The Race of the “Ceri”

This takes place every year on the eve of the feast of the patron Saint Ubaldo. The “Ceri” are three tall, heavy wooden structures on top of which are placed the statues, respectively, of Sant’ Ubaldo (St. Ubald, protector of masons), San Giorgio (St. George, protector of merchants) and Sant’Antonio Abate (Abbot St. Antony, protector of muleteers and peasants).

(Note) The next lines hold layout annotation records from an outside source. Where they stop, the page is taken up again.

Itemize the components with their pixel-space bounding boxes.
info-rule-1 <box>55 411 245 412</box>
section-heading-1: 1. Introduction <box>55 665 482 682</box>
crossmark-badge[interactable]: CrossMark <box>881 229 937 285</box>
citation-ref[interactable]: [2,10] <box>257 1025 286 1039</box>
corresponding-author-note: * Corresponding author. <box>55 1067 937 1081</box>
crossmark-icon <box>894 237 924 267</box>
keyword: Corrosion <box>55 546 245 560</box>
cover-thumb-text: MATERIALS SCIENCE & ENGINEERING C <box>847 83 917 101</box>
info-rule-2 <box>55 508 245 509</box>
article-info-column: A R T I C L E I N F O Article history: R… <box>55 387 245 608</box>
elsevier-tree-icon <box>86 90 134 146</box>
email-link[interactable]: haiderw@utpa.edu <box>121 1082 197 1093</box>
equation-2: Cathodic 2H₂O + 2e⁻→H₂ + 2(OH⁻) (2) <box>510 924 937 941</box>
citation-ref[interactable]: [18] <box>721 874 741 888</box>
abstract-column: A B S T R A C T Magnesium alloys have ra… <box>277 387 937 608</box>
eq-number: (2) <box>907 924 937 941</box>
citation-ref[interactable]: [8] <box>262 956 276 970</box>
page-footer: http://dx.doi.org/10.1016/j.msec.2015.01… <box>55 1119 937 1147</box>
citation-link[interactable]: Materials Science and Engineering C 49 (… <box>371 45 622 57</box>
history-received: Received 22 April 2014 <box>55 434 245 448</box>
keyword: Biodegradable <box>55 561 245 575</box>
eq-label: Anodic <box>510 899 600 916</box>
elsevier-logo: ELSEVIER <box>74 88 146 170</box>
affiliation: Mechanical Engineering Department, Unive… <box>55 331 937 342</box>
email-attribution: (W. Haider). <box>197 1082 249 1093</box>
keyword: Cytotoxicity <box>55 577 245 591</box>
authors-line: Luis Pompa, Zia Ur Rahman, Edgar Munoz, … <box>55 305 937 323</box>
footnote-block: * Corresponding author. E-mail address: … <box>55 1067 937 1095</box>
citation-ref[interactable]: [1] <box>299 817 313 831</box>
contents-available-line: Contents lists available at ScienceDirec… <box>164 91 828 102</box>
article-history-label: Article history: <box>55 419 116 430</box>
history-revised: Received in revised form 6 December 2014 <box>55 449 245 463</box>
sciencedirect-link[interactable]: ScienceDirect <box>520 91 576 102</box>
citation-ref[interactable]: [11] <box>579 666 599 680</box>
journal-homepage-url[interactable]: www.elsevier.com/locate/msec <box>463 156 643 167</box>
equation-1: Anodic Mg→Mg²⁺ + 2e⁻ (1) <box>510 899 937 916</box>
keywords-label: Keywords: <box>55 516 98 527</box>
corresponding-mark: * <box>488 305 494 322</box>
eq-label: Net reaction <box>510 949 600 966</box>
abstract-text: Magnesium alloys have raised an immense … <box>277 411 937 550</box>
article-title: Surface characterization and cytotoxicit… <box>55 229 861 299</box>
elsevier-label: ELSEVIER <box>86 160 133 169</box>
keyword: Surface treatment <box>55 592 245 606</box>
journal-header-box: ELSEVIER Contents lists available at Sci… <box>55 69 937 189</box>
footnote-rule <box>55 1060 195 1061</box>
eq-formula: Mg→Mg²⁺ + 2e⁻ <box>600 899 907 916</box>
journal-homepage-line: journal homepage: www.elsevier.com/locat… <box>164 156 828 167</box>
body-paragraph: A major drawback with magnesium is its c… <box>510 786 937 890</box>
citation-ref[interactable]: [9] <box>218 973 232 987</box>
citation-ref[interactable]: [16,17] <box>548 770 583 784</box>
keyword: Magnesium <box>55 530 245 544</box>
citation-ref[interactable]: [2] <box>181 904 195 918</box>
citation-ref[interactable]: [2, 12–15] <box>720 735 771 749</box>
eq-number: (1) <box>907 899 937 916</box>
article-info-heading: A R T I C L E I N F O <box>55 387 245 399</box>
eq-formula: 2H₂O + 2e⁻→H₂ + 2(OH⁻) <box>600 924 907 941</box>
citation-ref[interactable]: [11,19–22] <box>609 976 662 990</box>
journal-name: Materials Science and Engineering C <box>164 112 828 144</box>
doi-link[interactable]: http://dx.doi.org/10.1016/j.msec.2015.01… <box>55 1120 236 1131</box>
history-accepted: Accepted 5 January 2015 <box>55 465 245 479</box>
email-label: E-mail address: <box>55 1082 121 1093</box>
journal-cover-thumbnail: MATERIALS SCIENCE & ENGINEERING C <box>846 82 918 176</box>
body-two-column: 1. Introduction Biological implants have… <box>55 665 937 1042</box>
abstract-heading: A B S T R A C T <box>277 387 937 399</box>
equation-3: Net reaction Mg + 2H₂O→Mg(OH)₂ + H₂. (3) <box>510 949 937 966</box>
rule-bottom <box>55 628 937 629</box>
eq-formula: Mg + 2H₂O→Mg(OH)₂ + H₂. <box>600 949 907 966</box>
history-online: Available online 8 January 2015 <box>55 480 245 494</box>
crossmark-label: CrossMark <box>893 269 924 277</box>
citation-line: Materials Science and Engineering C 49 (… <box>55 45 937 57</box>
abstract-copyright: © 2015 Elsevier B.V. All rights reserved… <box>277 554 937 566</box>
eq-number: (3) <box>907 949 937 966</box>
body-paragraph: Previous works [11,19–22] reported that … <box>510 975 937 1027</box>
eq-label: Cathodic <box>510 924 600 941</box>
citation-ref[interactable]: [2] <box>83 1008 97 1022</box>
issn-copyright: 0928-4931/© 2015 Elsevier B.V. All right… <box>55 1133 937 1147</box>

These structures are fixed on to frames (“barelle”), which the Ceri bearers (“ceraioli”) carry on their shoulders while running through the streets of the town and up to the Basilica of Sant’Ubaldo, near the top of Monte Ingino. An evocative ritual takes place before the race. At midday on Piazza Grande one can witness the spectacular raising (“alzata”) of the Ceri; immediately after wards the Ceri complete three laps of the square at high speed, and then parade separately round the streets of the city. Then all three of them pause in Via Savelli, where they remain until the race starts. In the afternoon a procession bearing the statue of Sant’Ubaldo comes out of the Cathedral, and goes to the top of Via Dante, where the Bishop blesses the Ceri; that is the signal for the beginning of the frantic race. After having run through the main streets of the town, they go back to Piazza Grande and do three more laps (“birate”), before reaching the Porta dell’Angelo (known also as Porta di Sant’Ubaldo), where they start climbing up Monte Ingino.

The Ceri are placed inside the Basilica of Sant’Ubaldo, whereas the small statues of the three Saints are brought back into town in torchlit procession, accompanied by chanting. It is possible that this festival has its roots in ancient pagan rites, but its Christian character and its celebration of Sant’Ubaldo are historically proven and documented.